I recently moved my various services from a bare metal server at Hetzner to their new cloud and a couple of different VPSes, which saves me quite a few dollars (kronor actually but...) a month. Most of my services run in Docker and I've got telegraf running on all servers to monitor my stuff. Mostly because I enjoy looking at all them dashboards in grafana :)
After my migration one of the servers started reporting very high memory usage and it turned out to be the InfluxDB container growing more or less indefinitely. I didn't have that problem before, not that I was aware of atleast, but then again I had 32GB of memory on the old server and wasn't really paying as much attention to the resource consumption of each service.
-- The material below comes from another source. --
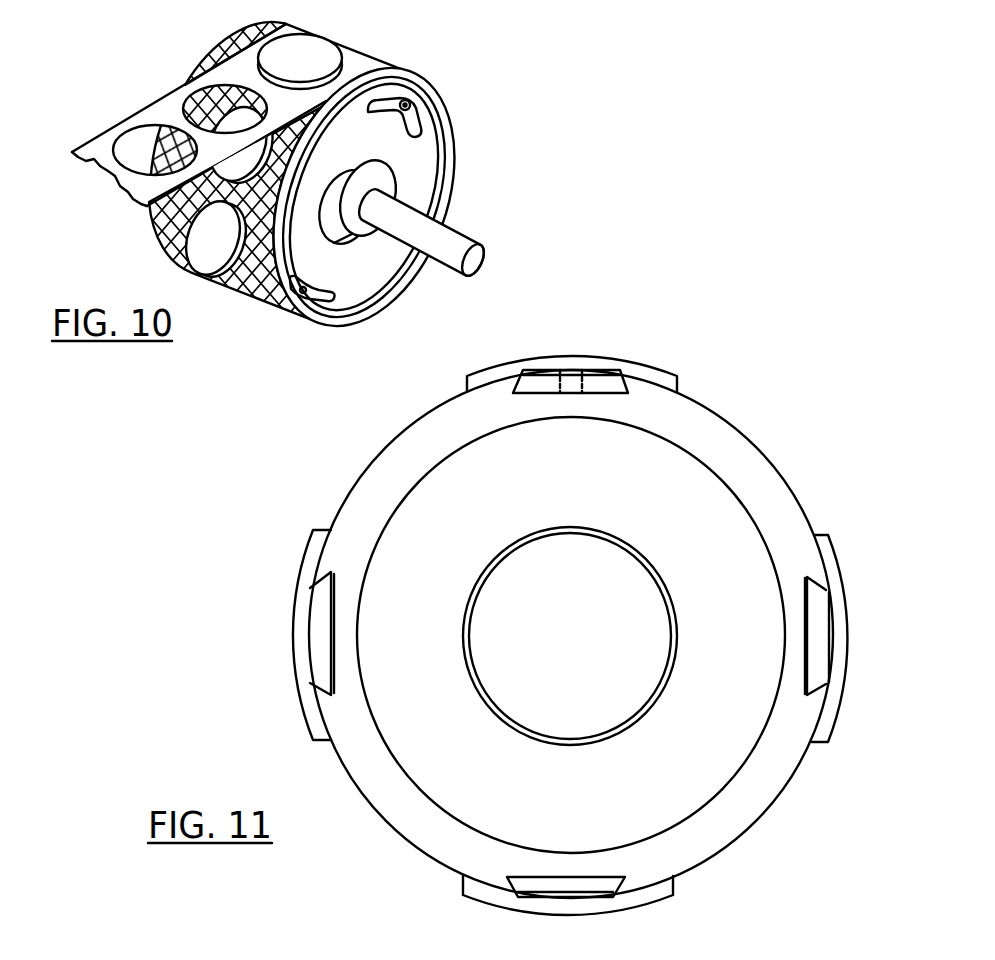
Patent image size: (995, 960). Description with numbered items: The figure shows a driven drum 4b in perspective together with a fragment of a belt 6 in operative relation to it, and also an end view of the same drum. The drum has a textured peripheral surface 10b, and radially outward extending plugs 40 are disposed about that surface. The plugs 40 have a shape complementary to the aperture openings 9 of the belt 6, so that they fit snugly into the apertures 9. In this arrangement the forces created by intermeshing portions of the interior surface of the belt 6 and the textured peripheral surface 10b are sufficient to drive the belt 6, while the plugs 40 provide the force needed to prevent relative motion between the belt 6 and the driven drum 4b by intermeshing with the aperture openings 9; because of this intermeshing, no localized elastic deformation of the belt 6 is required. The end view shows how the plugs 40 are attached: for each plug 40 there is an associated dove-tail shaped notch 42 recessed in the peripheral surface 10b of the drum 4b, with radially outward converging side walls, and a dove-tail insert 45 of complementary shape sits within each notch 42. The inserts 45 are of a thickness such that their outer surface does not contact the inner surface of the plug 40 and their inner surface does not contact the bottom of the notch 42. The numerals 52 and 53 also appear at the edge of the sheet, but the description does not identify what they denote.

Anywho, after some research I found this article explaining the problem. The takeaway is that Influx creates an in-memory index with all tags and that quickly grows with a lot of data.
So how to fix? In my case I only have two services I've written myself sending data to Influx and neither were using tags excessively so I started examining the telegraf plugins I had enabled. I'm not 100% certain but I'm pretty sure the culprit was the docker plugin. That plugin paired with my dokku
host which creates new containers in abundance with each deploy of a service made up for quite a lot of data. Fortunally the plugin has a setting container_name_include = []
that accepts globs, so limiting the amount of containers reported made a big difference. Especially since the docker telegraf data has a lot of tags
in it.
I also set a new retention policy on my database like so:
CREATE RETENTION POLICY one_month ON telegraf DURATION 4w REPLICATION 1 DEFAULT;
and deleted a lot of old data, for example from the docker plugin with a simple DROP SERIES docker
(etc, there are about 4 series).
The result? Pretty good.
Top comments (2)
You can also limit the container memory usage when you start it, but I don't know what it will happen if Influx does not check/clean its memory before reaching 100%.
Yeah for sure! The retention policy made more sense in this case, after looking into what was the cause. Also not sure what would happen if a memory limit was reached, to me that solution kinda feels like a last resort thing.